On Spirometry, in group AG and changes were statistically insignificant while, in group VG, changes observed were statistically significant (P < 0.05). Comparative changes between group AG and group VG on FEV 1 and PEF were statistically insignificant. Thus, both formulations have similar effect. A reduced ratio of FEV 1 /forced vital capacity (FVC) indicates obstruction to the flow of air from the lungs. In present trial, FEV 1 /FVC% was increased in group VG. Thus, Vyaghreehareetakee showed superiority over Ashtangavaleha on this parameter.

Quality of life is a key health indicator that should be routinely assessed. For children, it is important to obtain data on disorders that have an impact on the child and place a burden on the family. The QoL was assessed on general, physical, psychological, social and environmental health parameters. In the domain of all the parameters, both groups showed highly significant results but group AG showed better results than group VG while difference was statistically insignificant. In this study, both agents were highly effective in improving QoL. The formulations were having qualities to increases the Bala (strength) which is usually decreased in this condition thus improving the QoL of the child. Due to bio availability enhancer and immunomodulatory activity, the formulations have therapeutic potential for the prevention of allergic diseases. Due to effort made by researcher to educate patient and parents about preservation of the environment, healthy life-style and about exposure to risk factors (concept of Nidana Parivarjana), all the parameters of QoL improved significantly in both groups. Thus, all the QoL parameters assessed were improved significantly in both groups, and group AG showed better results than group VG. While comparing between the group AG and VG, difference was statistically insignificant. These profiles indicate that Tamaka Shwasa significantly reduces the QoL in the patients. The investigator concluded that patients with bronchial asthma express overall lower levels of QoL.

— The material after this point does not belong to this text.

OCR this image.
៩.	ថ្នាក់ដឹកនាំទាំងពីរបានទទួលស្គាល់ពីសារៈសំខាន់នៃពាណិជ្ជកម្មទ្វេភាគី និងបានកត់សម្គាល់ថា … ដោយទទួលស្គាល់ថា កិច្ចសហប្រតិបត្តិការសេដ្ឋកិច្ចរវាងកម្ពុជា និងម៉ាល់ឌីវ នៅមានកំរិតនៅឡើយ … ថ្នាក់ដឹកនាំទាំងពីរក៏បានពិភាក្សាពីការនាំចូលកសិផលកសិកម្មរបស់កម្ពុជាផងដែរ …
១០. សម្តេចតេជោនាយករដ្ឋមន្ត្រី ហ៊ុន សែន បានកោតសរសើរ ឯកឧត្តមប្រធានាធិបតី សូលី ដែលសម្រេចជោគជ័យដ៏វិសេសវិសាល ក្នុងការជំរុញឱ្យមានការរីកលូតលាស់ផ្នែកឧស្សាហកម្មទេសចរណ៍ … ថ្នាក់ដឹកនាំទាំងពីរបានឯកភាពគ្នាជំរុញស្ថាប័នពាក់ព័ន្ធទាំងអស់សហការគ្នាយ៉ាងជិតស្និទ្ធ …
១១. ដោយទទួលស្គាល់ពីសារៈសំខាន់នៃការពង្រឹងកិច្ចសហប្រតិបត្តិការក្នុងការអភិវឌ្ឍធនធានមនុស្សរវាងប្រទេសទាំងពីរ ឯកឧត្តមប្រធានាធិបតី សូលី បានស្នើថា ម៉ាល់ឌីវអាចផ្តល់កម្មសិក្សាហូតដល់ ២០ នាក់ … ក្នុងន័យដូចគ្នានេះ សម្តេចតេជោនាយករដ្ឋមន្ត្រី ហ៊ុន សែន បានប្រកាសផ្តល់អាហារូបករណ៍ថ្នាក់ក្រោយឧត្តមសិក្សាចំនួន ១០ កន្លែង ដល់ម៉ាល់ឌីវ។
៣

When the individualized overall effect of therapy was considered, more number of patients in group AG reached moderate improvement zone when compared with group VG. In marked improvement zone, group AG had more number of patients while in mild improvement zone group VG had more number of patients. No patient had complete relief in any group. In no improvement zone both the groups are at par.

This shows a marginal better efficacy of Ashtangavaleha in comparison to Vyaghreehareetakee Avaleha on the overall condition of the patients presenting with Tamaka Shwasa. There was 66.66% of relief in the overall condition of Tamaka Shwasa found in group AG and it was 63.15% in group VG. Tamak Shwasa is a multifactorial disorder. The medication that brings Kaphavilayana, Kaphanissarana, Srotomardavata, Kaasaghna, Vatahara, Kaphahara and Brumhana effects will be the best in combating the symptoms of Tamaka Shwasa. Selected drugs are having Kapha-Vata mitigating action Ushnaveerya and Vatanulomana properties. These are having properties to remove the obstruction made by Kapha in the Pranavaha Srotas and related system and normalize the functioning of Vayu. By virtue of Rasayana (immunomodulatory) properties of drugs, they regularize the Dhatwagni and promote the normal condition of the child.

 Conclusion



Above findings inferred that the test drug Ashtangavaleha is marginally more effective in comparison to Vyaghreehareetakee Avaleha in the management of Tamaka Shwasa in children even though the superiority was statistically insignificant (>0.05).